Anyways, I found this to be a good discussion: https://news.ycombinator.com/item?id=7030097

shoyer · on April 3, 2014

My experience is that R more often has advanced statistical packages you might want, but Python (particularly pandas) can be much faster. R's ggplot is also way better than anything in the Python ecosystem.

IPython's notebook actually makes it very easy to go back and forth between R and Python: http://nbviewer.ipython.org/github/ipython/ipython/blob/3607...

I actually use this pretty routinely so I can do my data-analysis in Python and my plotting using R's ggplot. It's a little awkward, but it works.

Fomite · on April 2, 2014

It really depends on what you want to do. For a lot of machine learning tasks and bread-and-butter statistical tools, you can get away with it. For a lot of more advanced statistics, it's going to be much, much harder.

It's also a question of reliability - Python might have what you need, but if it's a statistical problem, R is much much more likely to have it.
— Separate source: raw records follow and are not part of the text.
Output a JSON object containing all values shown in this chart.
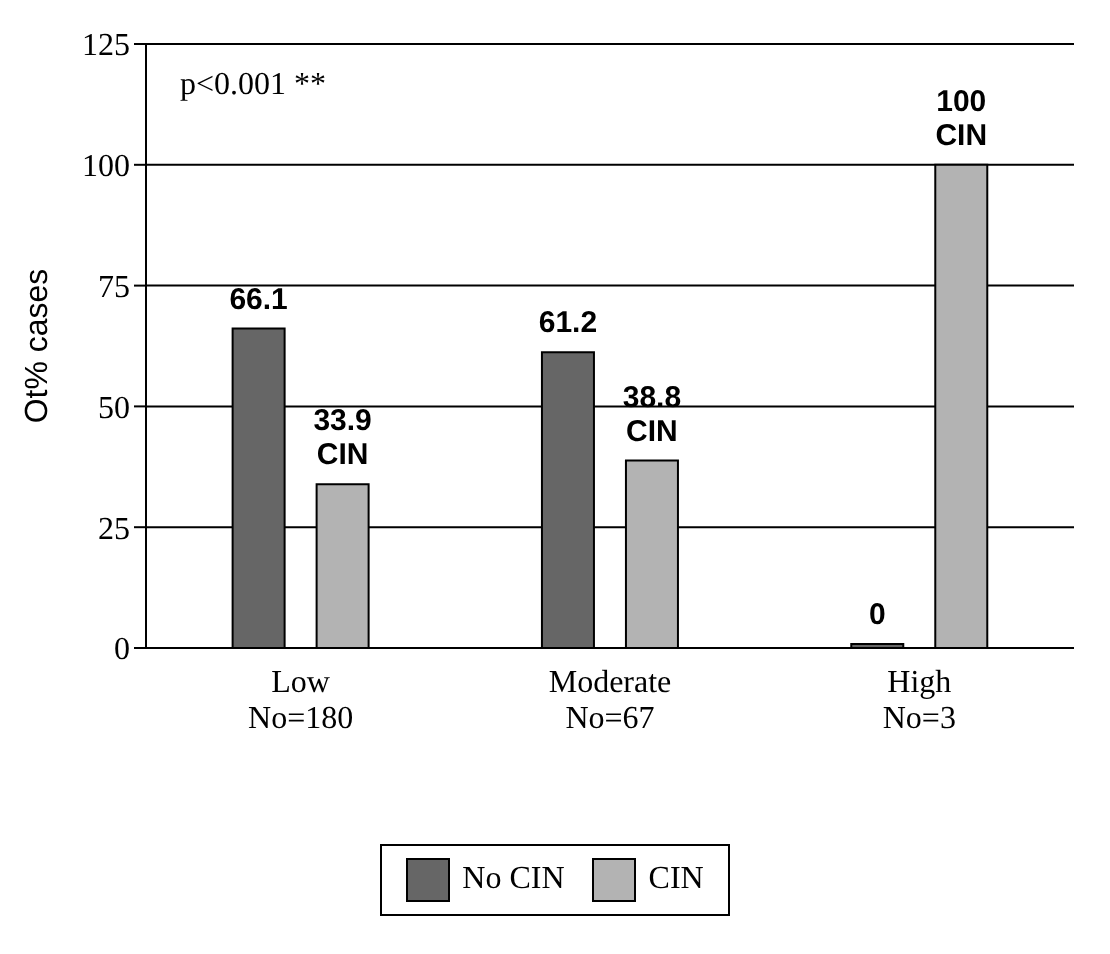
{
  "chart_data": {
    "type": "bar",
    "ylabel": "Ot% cases",
    "categories": [
      "Low\nNo=180",
      "Moderate\nNo=67",
      "High\nNo=3"
    ],
    "series": [
      {
        "name": "No CIN",
        "color": "#666666",
        "values": [
          66.1,
          61.2,
          0
        ],
        "value_labels": [
          "66.1",
          "61.2",
          "0"
        ]
      },
      {
        "name": "CIN",
        "color": "#b3b3b3",
        "values": [
          33.9,
          38.8,
          100
        ],
        "value_labels": [
          "33.9\nCIN",
          "38.8\nCIN",
          "100\nCIN"
        ]
      }
    ],
    "ylim": [
      0,
      125
    ],
    "yticks": [
      0,
      25,
      50,
      75,
      100,
      125
    ],
    "grid": "y",
    "legend": "bottom",
    "annotations": [
      "p<0.001 **"
    ]
  }
}
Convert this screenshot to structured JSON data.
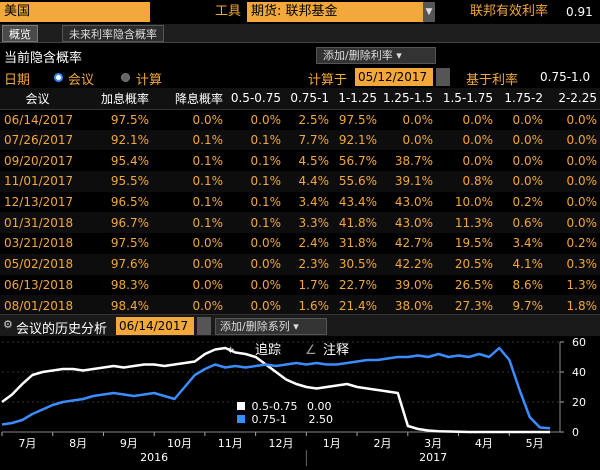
{
  "header": {
    "country": "美国",
    "tool_label": "工具",
    "futures": "期货: 联邦基金",
    "eff_rate_label": "联邦有效利率",
    "eff_rate_value": "0.91"
  },
  "tabs": [
    {
      "label": "概览",
      "active": true
    },
    {
      "label": "未来利率隐含概率",
      "active": false
    }
  ],
  "section": {
    "title": "当前隐含概率",
    "add_remove_label": "添加/删除利率"
  },
  "options": {
    "date_label": "日期",
    "meeting_label": "会议",
    "calc_label": "计算",
    "calc_at_label": "计算于",
    "calc_date": "05/12/2017",
    "based_on_label": "基于利率",
    "based_on_value": "0.75-1.0"
  },
  "table": {
    "headers": [
      "会议",
      "加息概率",
      "降息概率",
      "0.5-0.75",
      "0.75-1",
      "1-1.25",
      "1.25-1.5",
      "1.5-1.75",
      "1.75-2",
      "2-2.25"
    ],
    "rows": [
      [
        "06/14/2017",
        "97.5%",
        "0.0%",
        "0.0%",
        "2.5%",
        "97.5%",
        "0.0%",
        "0.0%",
        "0.0%",
        "0.0%"
      ],
      [
        "07/26/2017",
        "92.1%",
        "0.1%",
        "0.1%",
        "7.7%",
        "92.1%",
        "0.0%",
        "0.0%",
        "0.0%",
        "0.0%"
      ],
      [
        "09/20/2017",
        "95.4%",
        "0.1%",
        "0.1%",
        "4.5%",
        "56.7%",
        "38.7%",
        "0.0%",
        "0.0%",
        "0.0%"
      ],
      [
        "11/01/2017",
        "95.5%",
        "0.1%",
        "0.1%",
        "4.4%",
        "55.6%",
        "39.1%",
        "0.8%",
        "0.0%",
        "0.0%"
      ],
      [
        "12/13/2017",
        "96.5%",
        "0.1%",
        "0.1%",
        "3.4%",
        "43.4%",
        "43.0%",
        "10.0%",
        "0.2%",
        "0.0%"
      ],
      [
        "01/31/2018",
        "96.7%",
        "0.1%",
        "0.1%",
        "3.3%",
        "41.8%",
        "43.0%",
        "11.3%",
        "0.6%",
        "0.0%"
      ],
      [
        "03/21/2018",
        "97.5%",
        "0.0%",
        "0.0%",
        "2.4%",
        "31.8%",
        "42.7%",
        "19.5%",
        "3.4%",
        "0.2%"
      ],
      [
        "05/02/2018",
        "97.6%",
        "0.0%",
        "0.0%",
        "2.3%",
        "30.5%",
        "42.2%",
        "20.5%",
        "4.1%",
        "0.3%"
      ],
      [
        "06/13/2018",
        "98.3%",
        "0.0%",
        "0.0%",
        "1.7%",
        "22.7%",
        "39.0%",
        "26.5%",
        "8.6%",
        "1.3%"
      ],
      [
        "08/01/2018",
        "98.4%",
        "0.0%",
        "0.0%",
        "1.6%",
        "21.4%",
        "38.0%",
        "27.3%",
        "9.7%",
        "1.8%"
      ]
    ]
  },
  "history": {
    "title": "会议的历史分析",
    "date": "06/14/2017",
    "add_remove_label": "添加/删除系列"
  },
  "chart_tools": {
    "track_label": "追踪",
    "annotate_label": "注释"
  },
  "chart_data": {
    "type": "line",
    "x_labels": [
      "7月",
      "8月",
      "9月",
      "10月",
      "11月",
      "12月",
      "1月",
      "2月",
      "3月",
      "4月",
      "5月"
    ],
    "year_labels": [
      "2016",
      "2017"
    ],
    "y_ticks": [
      0,
      20,
      40,
      60
    ],
    "ylim": [
      0,
      60
    ],
    "series": [
      {
        "name": "0.5-0.75",
        "color": "#ffffff",
        "last_value": "0.00",
        "values": [
          20,
          25,
          32,
          38,
          40,
          41,
          42,
          42,
          41,
          42,
          43,
          44,
          43,
          44,
          45,
          45,
          44,
          45,
          46,
          47,
          52,
          55,
          56,
          53,
          52,
          50,
          45,
          40,
          35,
          32,
          30,
          29,
          30,
          31,
          32,
          30,
          29,
          28,
          27,
          26,
          4,
          2,
          1,
          0.5,
          0.3,
          0.2,
          0,
          0,
          0,
          0,
          0,
          0,
          0,
          0,
          0
        ]
      },
      {
        "name": "0.75-1",
        "color": "#3b8cff",
        "last_value": "2.50",
        "values": [
          5,
          6,
          8,
          12,
          15,
          18,
          20,
          21,
          22,
          24,
          25,
          26,
          25,
          24,
          25,
          26,
          24,
          22,
          30,
          38,
          42,
          45,
          43,
          44,
          43,
          44,
          45,
          44,
          45,
          46,
          45,
          46,
          45,
          45,
          46,
          47,
          48,
          48,
          49,
          50,
          50,
          51,
          50,
          52,
          50,
          51,
          50,
          52,
          50,
          56,
          48,
          28,
          10,
          3,
          2.5
        ]
      }
    ]
  }
}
AdrianRossouw · on April 3, 2014

I don't have much of a background in maths or statistics, but from my experiences mucking about with R... I know that python is going to be a hell of a lot more accessible to me as a programmer.

catwork · on April 3, 2014

The fact that you are a programmer is exactly the reason R feels funny. Its predecessor (S) was originally just supposed to be an interactive interface for some Fortran libraries. It turned out to be useful to folks doing mathematical applications and grew into a language.

Most introductions to R don't cover it in the same way other languages do. I found http://adv-r.had.co.nz/ to be very helpful for clarifying matters in a manner that is more familiar to programmers.

marrone12 · on April 2, 2014

R is really kind of a frustrating and inconsistent language, but the wealth of obscure packages plus plyr/dplyr make it an ease to just get stuff done.

craigching · on April 2, 2014

Wow, this is a really nice resource, especially for someone like me just getting started. The PDFs appear, at first glance, to be quite in-depth. Wondering if they include using tools like plyr/dplyr.

austinl · on April 3, 2014

This is definitely a good starting resource. Some of the tutorials on R can a bit too "academic" for some tastes, so its helpful to have a guide on working with specific data sets.